Our mission? If we really want to stop tyrants from massacring their people with gas and machetes—I mean want to stop them enough to risk personal harm—then I bet thousands of civilians from dozens of countries standing beside vulnerable children and their parents and grandparents would deter brutality much more decisively than military action. Obviously, the danger would be enormous, but nothing magnifies the rotten face of violence like witnesses and testimony. Remember the fire hoses of Birmingham? Or Gandhi’s march on the Dharasana Salt Works? Mindful, strategic non-violence can be effective.

The trouble is, peaceful invaders have to be willing to inhale saran gas. Or maybe we can just bring gas masks for everybody. Forgive me; I haven’t fleshed out all the details of this campaign.

A soldier from the U.S. Army's 1st Platoon, 18th Engineer Company, Task Force Arrowhead wakes from his bed on the back of an armoured truck at FOB Mizan in Afghanistan

Somebody has to wear the boots. (Credit: Tim Wimborne)

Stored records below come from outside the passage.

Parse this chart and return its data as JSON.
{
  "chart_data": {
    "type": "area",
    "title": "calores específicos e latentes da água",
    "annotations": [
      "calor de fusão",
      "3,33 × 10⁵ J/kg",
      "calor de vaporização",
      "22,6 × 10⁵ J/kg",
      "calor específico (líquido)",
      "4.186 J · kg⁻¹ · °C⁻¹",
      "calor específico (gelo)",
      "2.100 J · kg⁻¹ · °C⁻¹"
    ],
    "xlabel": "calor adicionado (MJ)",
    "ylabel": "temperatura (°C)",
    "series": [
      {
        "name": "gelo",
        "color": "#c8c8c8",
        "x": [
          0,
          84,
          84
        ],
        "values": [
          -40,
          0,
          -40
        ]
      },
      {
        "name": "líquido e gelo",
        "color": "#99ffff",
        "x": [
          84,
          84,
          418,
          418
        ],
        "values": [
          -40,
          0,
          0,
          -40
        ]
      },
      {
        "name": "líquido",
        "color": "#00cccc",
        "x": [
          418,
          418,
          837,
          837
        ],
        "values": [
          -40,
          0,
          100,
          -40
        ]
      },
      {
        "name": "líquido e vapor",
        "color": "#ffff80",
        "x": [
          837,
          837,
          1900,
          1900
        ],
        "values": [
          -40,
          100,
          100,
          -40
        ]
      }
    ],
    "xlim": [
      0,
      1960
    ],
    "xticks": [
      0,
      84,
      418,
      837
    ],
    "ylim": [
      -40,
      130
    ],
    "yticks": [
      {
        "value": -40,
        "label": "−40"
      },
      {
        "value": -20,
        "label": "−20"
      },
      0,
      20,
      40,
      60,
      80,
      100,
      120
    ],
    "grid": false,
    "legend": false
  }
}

Go ahead, call me naïve, a crazy pinko. But I challenge people of conscience to speculate about the pragmatism and morality of a Syrian invasion of presence. How can the United States and other countries best demonstrate that Bashar al Assad’s use of chemical weapons on his own people won’t be tolerated? What speaks with the greater clarity and wisdom: Tomahawk cruise missiles and no boots on the ground or thousands of courageous warriors armed with their eyes and voices? My money’s on the eyes and voices.